Officials at Oregon State University said they recognize the problem and want to ensure campus is a place where students can seek help.
“If students and staff are not safe, then we’re not able to do our education,” said Steve Clark, Vice President of University Relations.
Starting this fall, OSU launched a new mobile crisis response program called OSU Assist. It’s comprised of a team of crisis response professionals who get dispatched to situations where law enforcement isn’t needed.
“A 911 call goes to our dispatch center and then our dispatcher is able to identify what their need is,” said Clark. “Not every welfare of a person’s matter requires law enforcement.”
Aubrie Piper is the assistant dean of student affairs. She said the program is in partnership with the public safety department.
“It’s intended to be a really thoughtful collaboration,” said Piper. “Sometimes the call might warrant OSU Assist to go out, sometimes it might warrant public safety to go out, and sometimes it can be a collaborative response.”
KEZI spoke to students on campus who said they support the new program.
“I think police train to solve crimes and problems instead of helping people with mental illness,” said student Joohwang Lee. “I think people feel more okay asking for help with counselors than police.”
Connor Sun also weighed in.
“I think it’s really cool,” said Sun, “Mental health is a huge issue in our generation and having a specialized group of people can be really calming.”
Graduate student Krisna Patel said if a similar program was in her undergraduate campus, it may have saved her friend’s life.
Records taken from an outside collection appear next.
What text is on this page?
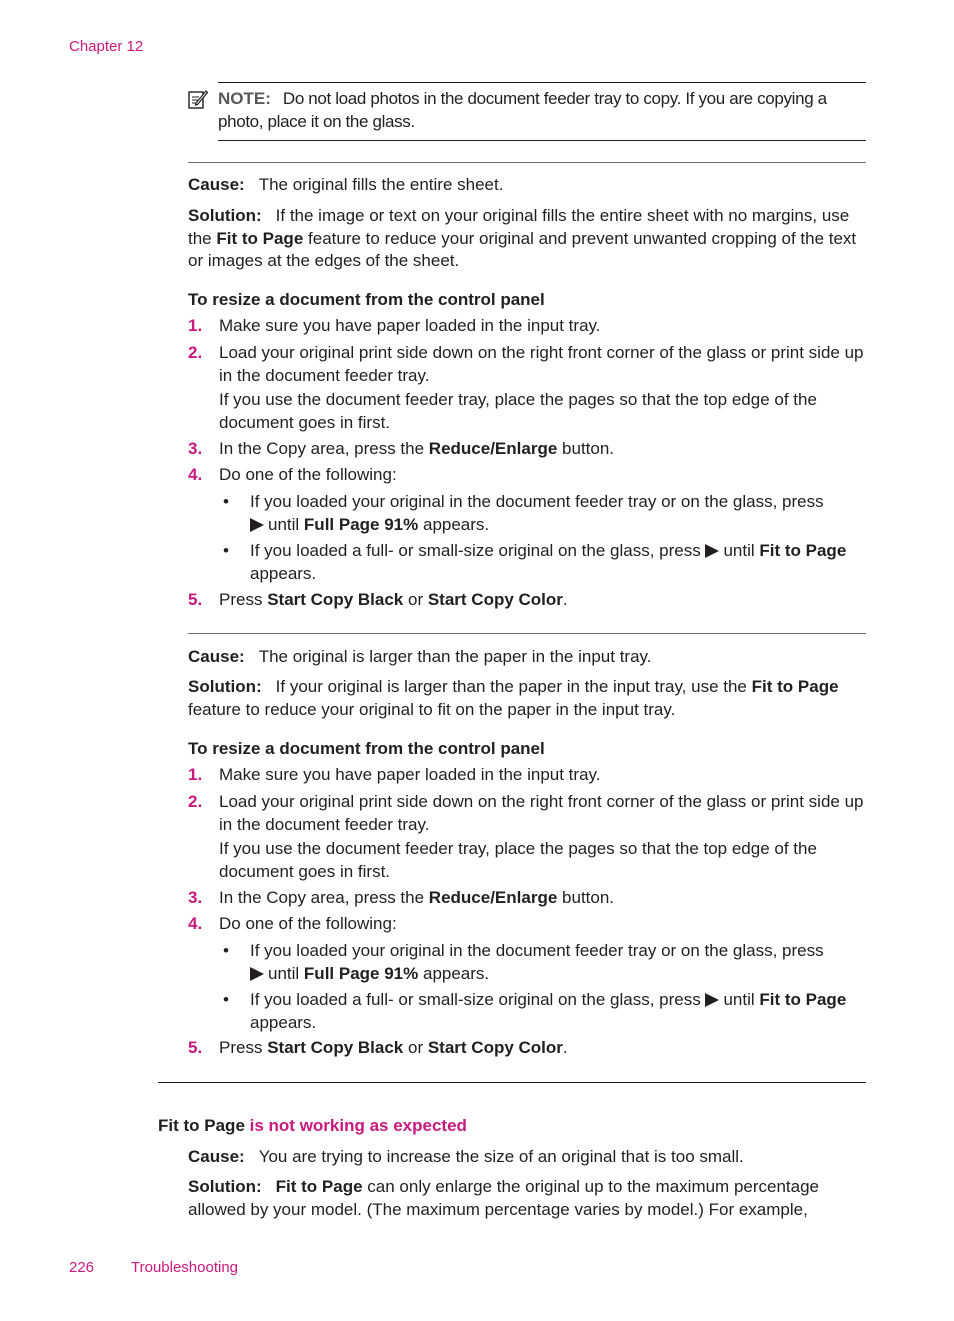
Chapter 12
NOTE: Do not load photos in the document feeder tray to copy. If you are copying a photo, place it on the glass.
Cause: The original fills the entire sheet.
Solution: If the image or text on your original fills the entire sheet with no margins, use the Fit to Page feature to reduce your original and prevent unwanted cropping of the text or images at the edges of the sheet.
To resize a document from the control panel
1. Make sure you have paper loaded in the input tray.
2. Load your original print side down on the right front corner of the glass or print side up in the document feeder tray.
If you use the document feeder tray, place the pages so that the top edge of the document goes in first.
3. In the Copy area, press the Reduce/Enlarge button.
4. Do one of the following:
• If you loaded your original in the document feeder tray or on the glass, press
until Full Page 91% appears.
• If you loaded a full- or small-size original on the glass, press until Fit to Page appears.
5. Press Start Copy Black or Start Copy Color.
Cause: The original is larger than the paper in the input tray.
Solution: If your original is larger than the paper in the input tray, use the Fit to Page feature to reduce your original to fit on the paper in the input tray.
To resize a document from the control panel
1. Make sure you have paper loaded in the input tray.
2. Load your original print side down on the right front corner of the glass or print side up in the document feeder tray.
If you use the document feeder tray, place the pages so that the top edge of the document goes in first.
3. In the Copy area, press the Reduce/Enlarge button.
4. Do one of the following:
• If you loaded your original in the document feeder tray or on the glass, press
until Full Page 91% appears.
• If you loaded a full- or small-size original on the glass, press until Fit to Page appears.
5. Press Start Copy Black or Start Copy Color.
Fit to Page is not working as expected
Cause: You are trying to increase the size of an original that is too small.
Solution: Fit to Page can only enlarge the original up to the maximum percentage allowed by your model. (The maximum percentage varies by model.) For example,
226 Troubleshooting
“I think all college campuses should have something like this,” said Patel. “Actually in my undergrad campus, one of my friends unfortunately passed away due to sexual assault on campus, because we didn’t have a team of providers or any people there to help.”
OSU officials said OSU Assist is just another resource to the number of mental health resources already available on campus. This includes counseling and psychological services, as well as a mobile app called “My SSP: Anytime Anywhere.”
The app allows students to connect with counselors in real time online.
OSU Assist operates from 1 pm to 1 am Wednesday through Sunday. The team only responds to on-campus calls.